En tegelijk is die doop ook geweldig bevrijdend, omdat God daarin laat zien wat Hij met dat oude leven, met dat zelf van ons wil doen: het begraven. En begraven is heel definitief: weg, dood. Dat is geweldig nieuws! Dat is iets waar je niet over uit verwonderd en verblijd raakt. Ja, zo is het echt een vrolijke begrafenis. Te meer ook omdat het hier niet bij blijft, maar God ons ook met Christus tot leven wekt.

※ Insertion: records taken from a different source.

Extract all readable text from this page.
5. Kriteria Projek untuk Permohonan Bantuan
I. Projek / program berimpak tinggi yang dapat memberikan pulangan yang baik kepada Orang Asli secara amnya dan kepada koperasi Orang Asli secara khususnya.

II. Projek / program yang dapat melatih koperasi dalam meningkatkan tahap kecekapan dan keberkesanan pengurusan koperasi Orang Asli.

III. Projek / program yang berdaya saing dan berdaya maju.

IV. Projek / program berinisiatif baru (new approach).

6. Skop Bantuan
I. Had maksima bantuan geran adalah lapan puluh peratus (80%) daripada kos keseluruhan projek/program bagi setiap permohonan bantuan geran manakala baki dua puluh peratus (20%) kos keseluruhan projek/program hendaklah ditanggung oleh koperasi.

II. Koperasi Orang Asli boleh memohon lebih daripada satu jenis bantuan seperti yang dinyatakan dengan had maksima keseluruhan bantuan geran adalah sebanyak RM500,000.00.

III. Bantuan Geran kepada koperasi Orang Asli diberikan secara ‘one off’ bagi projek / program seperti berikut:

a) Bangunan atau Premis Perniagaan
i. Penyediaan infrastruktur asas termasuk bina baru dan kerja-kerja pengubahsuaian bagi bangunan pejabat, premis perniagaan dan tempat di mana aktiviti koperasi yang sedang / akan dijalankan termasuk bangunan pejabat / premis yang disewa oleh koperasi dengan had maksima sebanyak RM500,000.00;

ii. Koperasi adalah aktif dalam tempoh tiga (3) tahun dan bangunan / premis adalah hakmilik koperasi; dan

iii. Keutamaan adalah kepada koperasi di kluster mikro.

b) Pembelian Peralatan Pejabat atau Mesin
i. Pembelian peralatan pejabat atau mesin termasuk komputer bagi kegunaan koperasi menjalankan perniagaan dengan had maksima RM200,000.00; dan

In veel kerken – ook hier – staat de doopvont dichtbij de kansel. Dat is een veelzeggende plek. De doop als illustratie bij het Woord, sterker nog: de doop als het zichtbare Woord. In de doop wordt uitgebeeld waar het in dat Woord, in dat Evangelie om gaat. In feite wat er met Goede Vrijdag, op Stille Zaterdag en met Pasen is gebeurd. Daarom vind ik het ook zo bijzonder dat er de tweede zondag na Pasen – dus nog echt in de Paastijd – gedoopt wordt! Want precies in de doop wordt dat alles zichtbaar gemaakt: ons oude leven met Christus gekruisigd. Geëxecuteerd dus. Gedood. Met Hem gestorven. En met Hem begraven, mee gegaan het graf in. En als nieuwe mensen opgewekt, met Hem. Ja, met Christus. Daar ligt alle nadruk op in onze tekst: ‘met Hem begraven, met Hem tot leven gewekt.’ Toen de Here Jezus het graf inging, toen Hij begraven werd, nam Hij onze oude levens mee. Dat van u, dat van jou, dat van mij. En omdat het met Hem begraven is, heeft het dus in feite geen been meer om op te staan! En na drie dagen werd Hij opgewekt, niet als iets op zichzelf staands, als een spectaculair wonder en meer niet. Nee, in zijn opstanding nam Hij ons nieuwe leven mee en bracht het aan het licht: dat van u, dat van jou, dat van mij, dat van Jesse. Met Hem tot leven gewekt. Nieuw leven. Zo zeker als we gedoopt worden, in Zijn naam, zo zeker is dat. Ja, dat watermerk van de doop maakt je dus niet alleen zwak, maar ook sterk. Mét Hem. In Hem. De doop als vrolijke begrafenis. Ja, ik ken geen vrolijker begrafenis, omdat het tegelijk ook opstanding is. Met Hem! Lof zij U, Here Jezus Christus!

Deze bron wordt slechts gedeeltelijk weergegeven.